R-Infra is promoted by billionaire industrialist Anil Ambani. Ambani and his associate firms currently hold 43 million share warrants that have a conversion to equity deadline of 19 July at Rs1,822 per share, almost twice the price per share that is being proposed to the board on Sunday for fresh allotment of securities.
An R-Infra statement to the Bombay Stock Exchange (BSE) said the board meeting will “consider the preferential allotment of equity and/or equity-related securities entitling up to 4.3 crore equity shares, to the promoters and/or other investors against cancellation” of the existing stack of equal number of warrants.
Mint had reported on 21 May that R-Infra promoters were unlikely to convert their existing warrants as the company’s stock price was about half the conversion price.
The previous share warrant scheme would have required an investment of Rs7,835 crore by the promoters had they chosen to convert the warrants. They had already paid 10% of that amount in January 2008 when the warrants were issued.
If the board approves the new proposal, the promoters will have to infuse Rs3,977.50 crore at Rs925 a share for 43 million shares, besides forfeiting Rs783.50 crore on the previous warrants. This puts their total cost at Rs4,761 crore, Rs3,074 crore less than what the promoters would have paid for converting the warrants issues earlier.
Till February, the promoters were required to pay 10% of the total investment at the time of warrant allotment under the norms of the capital market regulator. A change in norms increased that amount to 25% beginning March. The upfront amount is forfeited if promoters forego the option of converting the warrants into equity.
“This works out to be far cheaper and fund infusion seems more certain than before, when conversion of warrants seemed doubtful. The new proposal puts the ball back in promoters’ court,” said an analyst with a Mumbai-based foreign brokerage, who didn’t want to be identified. He viewed the development as “net-net positive” for the firm.

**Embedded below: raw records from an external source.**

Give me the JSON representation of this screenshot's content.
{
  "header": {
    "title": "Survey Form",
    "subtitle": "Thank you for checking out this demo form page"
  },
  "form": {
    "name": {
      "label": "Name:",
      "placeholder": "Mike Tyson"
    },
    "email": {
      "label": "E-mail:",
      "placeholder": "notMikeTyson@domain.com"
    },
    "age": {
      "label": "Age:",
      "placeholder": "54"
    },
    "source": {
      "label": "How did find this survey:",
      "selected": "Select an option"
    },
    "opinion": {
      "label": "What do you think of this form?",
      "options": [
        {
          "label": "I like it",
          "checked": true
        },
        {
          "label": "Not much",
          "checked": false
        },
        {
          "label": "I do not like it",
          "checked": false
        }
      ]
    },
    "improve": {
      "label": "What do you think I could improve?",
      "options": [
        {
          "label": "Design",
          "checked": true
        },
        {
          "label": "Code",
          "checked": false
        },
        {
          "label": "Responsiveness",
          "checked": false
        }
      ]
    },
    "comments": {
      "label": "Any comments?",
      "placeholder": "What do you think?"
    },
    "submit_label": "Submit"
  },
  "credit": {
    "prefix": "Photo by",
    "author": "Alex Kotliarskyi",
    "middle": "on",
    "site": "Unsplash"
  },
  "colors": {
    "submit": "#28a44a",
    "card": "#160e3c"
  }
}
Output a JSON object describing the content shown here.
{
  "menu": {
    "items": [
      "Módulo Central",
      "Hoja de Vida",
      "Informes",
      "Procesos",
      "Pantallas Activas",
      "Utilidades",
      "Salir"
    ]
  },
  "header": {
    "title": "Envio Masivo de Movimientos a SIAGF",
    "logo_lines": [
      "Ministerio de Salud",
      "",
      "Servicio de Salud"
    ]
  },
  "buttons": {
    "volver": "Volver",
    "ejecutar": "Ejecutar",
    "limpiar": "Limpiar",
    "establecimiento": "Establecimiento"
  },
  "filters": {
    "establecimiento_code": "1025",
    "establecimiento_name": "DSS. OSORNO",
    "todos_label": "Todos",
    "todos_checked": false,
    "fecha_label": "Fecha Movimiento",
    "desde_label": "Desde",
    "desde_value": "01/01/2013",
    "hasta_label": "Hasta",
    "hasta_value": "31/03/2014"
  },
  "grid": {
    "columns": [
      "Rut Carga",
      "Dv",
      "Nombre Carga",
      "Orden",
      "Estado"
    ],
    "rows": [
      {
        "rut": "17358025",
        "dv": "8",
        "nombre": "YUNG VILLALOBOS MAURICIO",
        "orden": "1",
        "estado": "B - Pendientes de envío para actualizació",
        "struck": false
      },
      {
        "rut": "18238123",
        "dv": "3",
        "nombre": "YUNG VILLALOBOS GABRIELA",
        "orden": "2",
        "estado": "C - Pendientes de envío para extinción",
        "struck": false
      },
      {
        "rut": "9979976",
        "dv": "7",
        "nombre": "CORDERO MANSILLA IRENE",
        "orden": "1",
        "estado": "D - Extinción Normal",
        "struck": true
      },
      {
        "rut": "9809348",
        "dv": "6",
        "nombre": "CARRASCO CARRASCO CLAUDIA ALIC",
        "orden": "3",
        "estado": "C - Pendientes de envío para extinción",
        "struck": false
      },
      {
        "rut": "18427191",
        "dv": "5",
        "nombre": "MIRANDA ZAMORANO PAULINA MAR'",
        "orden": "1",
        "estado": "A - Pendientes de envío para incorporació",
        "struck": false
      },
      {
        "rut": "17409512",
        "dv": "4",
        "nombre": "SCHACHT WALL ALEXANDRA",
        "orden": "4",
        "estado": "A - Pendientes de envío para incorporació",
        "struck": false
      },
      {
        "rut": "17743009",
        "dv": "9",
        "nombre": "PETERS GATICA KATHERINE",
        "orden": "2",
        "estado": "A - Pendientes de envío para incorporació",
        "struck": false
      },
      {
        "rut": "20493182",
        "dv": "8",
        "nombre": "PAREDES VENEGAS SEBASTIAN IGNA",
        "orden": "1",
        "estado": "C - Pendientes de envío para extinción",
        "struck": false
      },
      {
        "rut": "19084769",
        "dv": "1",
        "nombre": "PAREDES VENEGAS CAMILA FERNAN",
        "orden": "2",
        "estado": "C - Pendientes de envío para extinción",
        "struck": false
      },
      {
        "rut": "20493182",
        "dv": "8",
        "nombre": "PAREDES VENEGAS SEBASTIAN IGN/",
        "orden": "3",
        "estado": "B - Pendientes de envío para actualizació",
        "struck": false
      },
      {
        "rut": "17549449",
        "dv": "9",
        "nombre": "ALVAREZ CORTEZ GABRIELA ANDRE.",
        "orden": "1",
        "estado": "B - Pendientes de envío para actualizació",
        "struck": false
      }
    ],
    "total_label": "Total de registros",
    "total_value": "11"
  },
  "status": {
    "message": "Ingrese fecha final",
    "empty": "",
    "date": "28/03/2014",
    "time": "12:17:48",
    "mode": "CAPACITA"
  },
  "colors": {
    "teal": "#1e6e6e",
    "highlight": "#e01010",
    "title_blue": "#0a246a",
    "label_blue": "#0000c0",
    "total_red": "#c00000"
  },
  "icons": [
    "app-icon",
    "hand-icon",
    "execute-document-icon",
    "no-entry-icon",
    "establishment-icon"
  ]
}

The BSE announcement was made after markets closed for trading on Friday. R-Infra shares closed 0.97% higher at Rs1,120.70 each on BSE, while the bellwether Sensex ended at 13,887.15 points, 1.10% higher.
R-Infra has already undertaken two rounds of buy-backs between March 2008 and April 2009, buying 11.26 million shares for an aggregate amount of Rs920 crore.
These shares were extinguished, effectively raising the promoters’ holding from 34.68% at the end of December 2007 to 43.79% in March 2009. The promoters’ holding is set to rise further if the latest preferential allotments are approved by the board.